05.05.15  11:36 | Artikel: 962649 | News-Artikel (e)

BNetzA: Bestätigung des ReservekraftwerksbedarfsDie Bundesnetzagentur hat gestern den Netzreservebedarf für die kommenden beiden Winterhalbjahre und für die Langfristperspektive 2019/2020 bestätigt:

  • Für den Winter 2015/2016 beträgt der Reservekraftwerksbedarf mindestens 6.700 Megawatt.

  • Im Jahr 2016/2017 beträgt der Reservekraftwerksbedarf mindestens 6.600 Megawatt.

  • Für das Jahr 2019/2020 beträgt der Reservekraftwerksbedarf 1.600 Megawatt.

Die Übertragungsnetzbetreiber hatten der Bundesnetzagentur fristgerecht am 31. März 2015 ihre Systemanalyse und den daraus resultierenden Reservekraftwerksbedarf zur Bestätigung vorgelegt. Das Vorhalten von Kraftwerksleistung dient der Behebung von kritischen Situationen im Übertragungsnetz, die auf Grund des unzureichenden Netzausbaus entstehen.

In Zeiten hoher Stromnachfrage und gleichzeitig hoher erneuerbarer Erzeugung muss das überlastete Netz durch Abschaltung preiswerter konventioneller Kraftwerke sowie von erneuerbarer Erzeugung und das gleichzeitige Hochfahren teurerer, aber netztechnisch günstiger gelegenen Anlagen stabilisiert werden. Dieser sogenannte Redispatch wird zum Teil mittels am Markt agierender Kraftwerke und in Ergänzung durch in- und ausländische Reservekraftwerke erbracht.

Der Reservebedarf für 2019/2020 wird spätestens im Frühjahr 2019 überprüft. Somit wird sichergestellt, dass in der Zwischenzeit neu hinzugetretene Erkenntnisse bei der Ermittlung des Reservebedarfs berücksichtigt werden können.

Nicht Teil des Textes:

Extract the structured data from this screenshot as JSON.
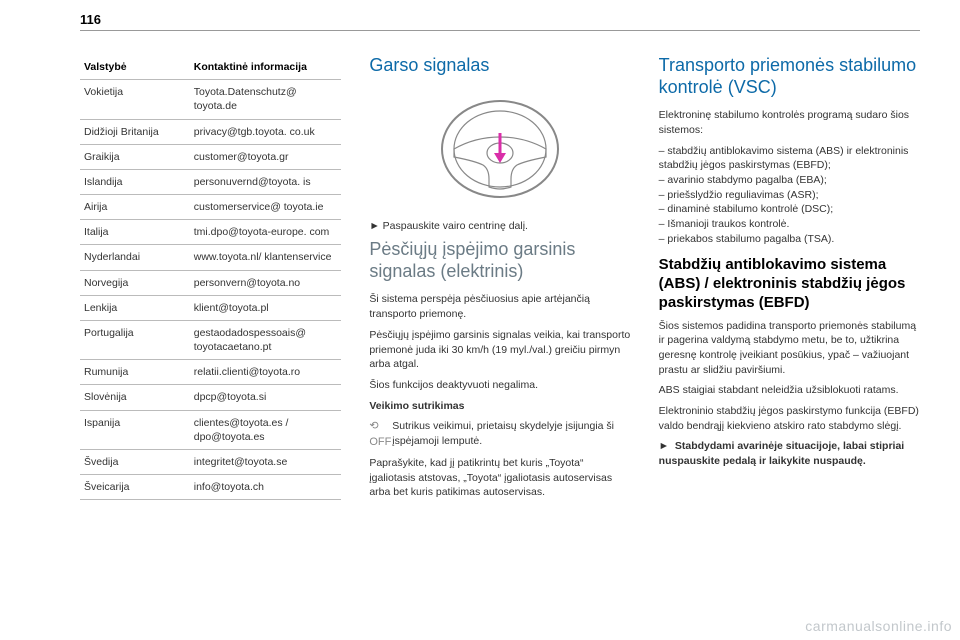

Kraftwerksbetreiber sind aufgerufen, bis zum 15.05.2015 gegenüber den Übertragungsnetzbetreibern im Interessenbekundungsverfahren ihr Interesse an der Aufnahme ihrer Anlage in die Netzreserve anzumelden. Auf Grund der sich ändernden Rechtslage ist es auch für potenziell interessierte Betreiber von in Deutschland gelegenen Kraftwerken möglich und ratsam, sich an dem Interessenbekundungsverfahren zu beteiligen. Nach Ablauf der Frist prüfen die Übertragungsnetzbetreiber in Abstimmung mit der Bundesnetzagentur die Interessensbekundungen und führen entsprechende Vertragsverhandlungen.

Der Bericht wird zeitnah auf der Internetseite der Bundesnetzagentur veröffentlicht.